Jedną z tych zmian była niewątpliwie intensyfikacja mojego zaangażowania w walkę o lepsze jutro. Z biernego niezbyt zdolnego blogera i męża walczącego o byt. Zajmującego się jedynie biernym śledzeniem bieżących wydarzeń, przekształciłem się w osobę będącą w centrum różnych wydarzeń i aktywnie biorąca udział w tym co się dzieje.
to pozwoliło mi też zobaczyć tak naprawdę drugie dno środowisk które o tą wolność walczą i zrozumieć ze to naprawdę grząski grunt...
Agenci wszędzie agenci...
Jak słyszymy od kogoś słowa że ten czy tamten jest agentem to przeciętnemu człowiekowi od razu włącza się mod lekceważenia... Gdy żyjemy spokojnie zajmując się jedynie własnymi sprawami i nie mieszając się w wielką politykę, nie do pomyślenia jest dla nas
to że osoby które podziwiamy czy też wydają nam się walczyć o coś co popieramy w rzeczywistości mogą być tak naprawdę podstawione właśnie w tym celu aby przejmować naszą uwagę i energię którą pragniemy włożyć w zmianę czy też przeciwdziałanie zjawiskom z którymi się nie zgadzamy, aby tak naprawdę wyprowadzić nas w pole.
Niestety system bardzo dobre zabezpieczył się przeciwko próbom buntu podejmowanych przez tych których zwykł traktować jak "niewolników". Na tym polu gdzie się nie ruszymy rzeczywiście prawdziwa pewność ze możemy komuś zaufać jest na wagę złota.

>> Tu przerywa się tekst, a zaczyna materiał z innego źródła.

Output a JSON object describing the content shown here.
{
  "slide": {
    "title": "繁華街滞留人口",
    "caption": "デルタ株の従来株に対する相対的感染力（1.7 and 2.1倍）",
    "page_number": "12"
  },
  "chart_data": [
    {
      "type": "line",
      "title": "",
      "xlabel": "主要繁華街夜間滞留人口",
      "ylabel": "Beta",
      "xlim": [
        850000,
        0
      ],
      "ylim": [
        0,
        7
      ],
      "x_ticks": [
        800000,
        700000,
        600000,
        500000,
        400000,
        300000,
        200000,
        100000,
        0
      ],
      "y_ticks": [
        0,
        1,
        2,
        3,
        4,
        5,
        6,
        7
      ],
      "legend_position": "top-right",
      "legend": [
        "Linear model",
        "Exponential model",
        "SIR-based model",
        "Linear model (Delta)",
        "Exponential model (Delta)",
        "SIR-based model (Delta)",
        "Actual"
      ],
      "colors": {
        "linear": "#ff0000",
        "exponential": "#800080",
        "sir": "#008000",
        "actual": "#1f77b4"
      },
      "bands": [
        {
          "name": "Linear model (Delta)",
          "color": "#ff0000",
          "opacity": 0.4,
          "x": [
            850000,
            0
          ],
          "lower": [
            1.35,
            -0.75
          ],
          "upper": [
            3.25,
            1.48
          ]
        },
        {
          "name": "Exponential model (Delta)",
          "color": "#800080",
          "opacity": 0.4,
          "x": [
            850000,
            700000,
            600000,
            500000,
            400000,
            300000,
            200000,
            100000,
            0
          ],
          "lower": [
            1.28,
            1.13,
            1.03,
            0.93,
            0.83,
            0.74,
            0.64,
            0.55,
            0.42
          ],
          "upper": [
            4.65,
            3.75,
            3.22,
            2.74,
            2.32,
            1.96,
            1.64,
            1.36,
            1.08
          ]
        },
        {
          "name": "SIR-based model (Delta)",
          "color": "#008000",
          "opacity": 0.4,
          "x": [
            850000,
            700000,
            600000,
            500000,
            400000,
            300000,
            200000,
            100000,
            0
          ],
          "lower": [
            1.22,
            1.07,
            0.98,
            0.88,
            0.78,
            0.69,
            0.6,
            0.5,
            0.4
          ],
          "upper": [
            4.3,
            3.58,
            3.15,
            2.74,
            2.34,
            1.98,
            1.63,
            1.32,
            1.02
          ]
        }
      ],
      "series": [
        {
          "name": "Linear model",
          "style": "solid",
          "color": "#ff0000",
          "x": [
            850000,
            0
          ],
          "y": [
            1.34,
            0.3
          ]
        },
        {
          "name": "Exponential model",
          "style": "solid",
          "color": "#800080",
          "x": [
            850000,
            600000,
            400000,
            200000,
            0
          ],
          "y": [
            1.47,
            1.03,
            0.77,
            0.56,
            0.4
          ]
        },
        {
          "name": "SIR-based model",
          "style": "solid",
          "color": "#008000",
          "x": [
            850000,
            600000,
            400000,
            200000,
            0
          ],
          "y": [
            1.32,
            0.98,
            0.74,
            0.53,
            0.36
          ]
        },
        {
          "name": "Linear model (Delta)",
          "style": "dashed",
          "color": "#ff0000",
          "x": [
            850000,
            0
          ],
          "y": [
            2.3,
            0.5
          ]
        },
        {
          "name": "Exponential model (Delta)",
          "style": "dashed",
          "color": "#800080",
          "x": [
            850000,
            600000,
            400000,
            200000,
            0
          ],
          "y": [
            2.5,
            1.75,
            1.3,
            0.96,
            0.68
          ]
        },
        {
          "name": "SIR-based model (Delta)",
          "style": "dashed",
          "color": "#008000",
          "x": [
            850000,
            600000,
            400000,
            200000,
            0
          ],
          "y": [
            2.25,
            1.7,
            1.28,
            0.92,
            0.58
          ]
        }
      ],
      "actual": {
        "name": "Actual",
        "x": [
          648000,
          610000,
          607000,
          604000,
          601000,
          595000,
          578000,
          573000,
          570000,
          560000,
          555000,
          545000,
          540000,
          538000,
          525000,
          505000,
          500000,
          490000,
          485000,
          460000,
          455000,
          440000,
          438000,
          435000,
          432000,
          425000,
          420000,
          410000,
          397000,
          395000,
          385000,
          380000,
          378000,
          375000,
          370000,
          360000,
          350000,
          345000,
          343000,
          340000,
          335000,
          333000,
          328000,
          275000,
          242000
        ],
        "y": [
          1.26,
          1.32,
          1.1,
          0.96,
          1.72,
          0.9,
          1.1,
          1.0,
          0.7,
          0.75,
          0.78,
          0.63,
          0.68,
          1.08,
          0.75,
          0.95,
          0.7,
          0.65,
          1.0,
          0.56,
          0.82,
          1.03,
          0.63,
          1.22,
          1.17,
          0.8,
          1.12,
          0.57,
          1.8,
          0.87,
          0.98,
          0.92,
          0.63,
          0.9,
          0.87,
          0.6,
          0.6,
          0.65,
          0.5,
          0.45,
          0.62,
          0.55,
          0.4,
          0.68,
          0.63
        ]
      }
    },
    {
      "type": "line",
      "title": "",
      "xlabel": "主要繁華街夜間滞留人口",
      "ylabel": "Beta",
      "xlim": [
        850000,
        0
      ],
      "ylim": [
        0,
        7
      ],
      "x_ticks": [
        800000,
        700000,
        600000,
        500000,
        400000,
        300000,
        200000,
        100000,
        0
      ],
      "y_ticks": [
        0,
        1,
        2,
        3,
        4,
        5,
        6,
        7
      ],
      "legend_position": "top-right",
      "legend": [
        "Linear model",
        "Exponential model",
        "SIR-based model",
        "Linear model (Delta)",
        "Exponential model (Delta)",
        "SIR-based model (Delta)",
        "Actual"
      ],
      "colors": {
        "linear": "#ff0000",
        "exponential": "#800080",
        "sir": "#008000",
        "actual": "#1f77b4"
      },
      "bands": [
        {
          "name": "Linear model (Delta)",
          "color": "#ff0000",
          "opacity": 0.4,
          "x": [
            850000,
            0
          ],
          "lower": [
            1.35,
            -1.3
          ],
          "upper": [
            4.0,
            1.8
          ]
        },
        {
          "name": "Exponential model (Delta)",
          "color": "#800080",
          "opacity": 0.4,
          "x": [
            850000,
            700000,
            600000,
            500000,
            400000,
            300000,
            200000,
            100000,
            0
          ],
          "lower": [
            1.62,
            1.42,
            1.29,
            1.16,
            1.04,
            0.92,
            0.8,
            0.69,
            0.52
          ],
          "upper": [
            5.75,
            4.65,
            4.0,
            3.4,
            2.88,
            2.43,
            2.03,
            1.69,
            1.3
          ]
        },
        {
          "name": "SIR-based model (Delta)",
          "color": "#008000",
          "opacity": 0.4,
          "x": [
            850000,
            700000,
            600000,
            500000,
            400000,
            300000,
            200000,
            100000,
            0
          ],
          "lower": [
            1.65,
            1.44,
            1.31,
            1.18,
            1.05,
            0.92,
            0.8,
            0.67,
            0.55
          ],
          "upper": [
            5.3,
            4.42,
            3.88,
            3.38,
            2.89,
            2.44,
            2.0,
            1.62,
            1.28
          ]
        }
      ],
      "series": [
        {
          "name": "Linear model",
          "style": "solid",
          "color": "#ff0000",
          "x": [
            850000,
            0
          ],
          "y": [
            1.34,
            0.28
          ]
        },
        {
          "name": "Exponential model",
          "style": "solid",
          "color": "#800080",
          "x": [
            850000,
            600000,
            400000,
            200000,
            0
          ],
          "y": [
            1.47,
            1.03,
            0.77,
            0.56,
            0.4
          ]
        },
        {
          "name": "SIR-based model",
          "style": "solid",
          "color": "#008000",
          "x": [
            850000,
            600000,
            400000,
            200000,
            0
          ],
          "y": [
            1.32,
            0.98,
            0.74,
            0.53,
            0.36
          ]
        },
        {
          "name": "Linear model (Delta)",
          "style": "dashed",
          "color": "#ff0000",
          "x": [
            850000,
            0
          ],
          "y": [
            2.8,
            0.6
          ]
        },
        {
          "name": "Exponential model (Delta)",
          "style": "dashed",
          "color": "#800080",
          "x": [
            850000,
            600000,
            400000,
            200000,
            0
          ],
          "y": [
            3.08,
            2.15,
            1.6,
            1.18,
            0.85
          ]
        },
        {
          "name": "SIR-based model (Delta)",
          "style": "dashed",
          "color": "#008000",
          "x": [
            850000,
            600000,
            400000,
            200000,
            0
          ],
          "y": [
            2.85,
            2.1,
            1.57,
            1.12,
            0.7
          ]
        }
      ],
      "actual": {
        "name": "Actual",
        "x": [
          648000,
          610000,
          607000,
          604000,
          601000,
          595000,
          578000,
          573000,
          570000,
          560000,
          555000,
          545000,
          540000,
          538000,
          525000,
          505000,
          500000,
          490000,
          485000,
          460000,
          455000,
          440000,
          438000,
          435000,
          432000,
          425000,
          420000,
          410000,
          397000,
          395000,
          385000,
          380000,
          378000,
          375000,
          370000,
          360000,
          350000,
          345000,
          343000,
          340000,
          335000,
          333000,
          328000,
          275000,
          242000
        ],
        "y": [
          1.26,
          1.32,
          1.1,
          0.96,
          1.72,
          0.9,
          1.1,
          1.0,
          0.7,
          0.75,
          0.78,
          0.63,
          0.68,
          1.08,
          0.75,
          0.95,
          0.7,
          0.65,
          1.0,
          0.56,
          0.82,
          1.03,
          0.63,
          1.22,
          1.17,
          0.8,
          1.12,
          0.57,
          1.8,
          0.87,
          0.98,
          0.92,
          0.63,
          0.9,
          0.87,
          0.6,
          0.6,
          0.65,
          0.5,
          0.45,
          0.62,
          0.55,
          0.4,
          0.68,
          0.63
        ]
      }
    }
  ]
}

Przez ten rok dowiedziałem się że WSZYSCY którzy mnie otaczają są agentami i od każdego oskarżyciela dostałem taki szereg dowodów na poparcie jego twierdzeń że weź tu chłopie nie zgłupiej. Ostatecznie człowiek dochodzi do wniosku że nikomu nie można ufać ale że popadając w takie stany też donikąd nie zajdzie i... no właśnie co?
Ufać czy nie ufać?
Oto najlepsza zagwozdka... Bez zaufania nie da się zbudować ani osiągnąć nic jednak dając go zbyt wiele możemy popaść w bardzo poważne tarapaty. Nieraz czytam komentarze że ten czy tamten nic nie robi, a jeszcze inny tylko gada. Dziś z całą pewnością mogę powiedzieć że nie dziwię się tym że ci którzy działają w pojedynkę walą głową w mur i ich działalność wygląda tak jakby nic nie robili. Natomiast ci którzy łączą się w grupy bardzo szybko kończą swoją karierę z długami, w więzieniu lub w inny przykry sposób. Bardziej naiwni przekupni lub chciwi władzy bardzo szybko skręcają w prawo lub w lewo i przyklejają się do jakiejś szemranej akcji.
Rząd robi co chce ponieważ wszystkich tych, którzy mogą coś zdziałać, gubi właśnie ten podpunkt czyli nieumiejętność zarządzania swoim zaufaniem i...
Nieumiejętność używania Szóstego zmysłu ;]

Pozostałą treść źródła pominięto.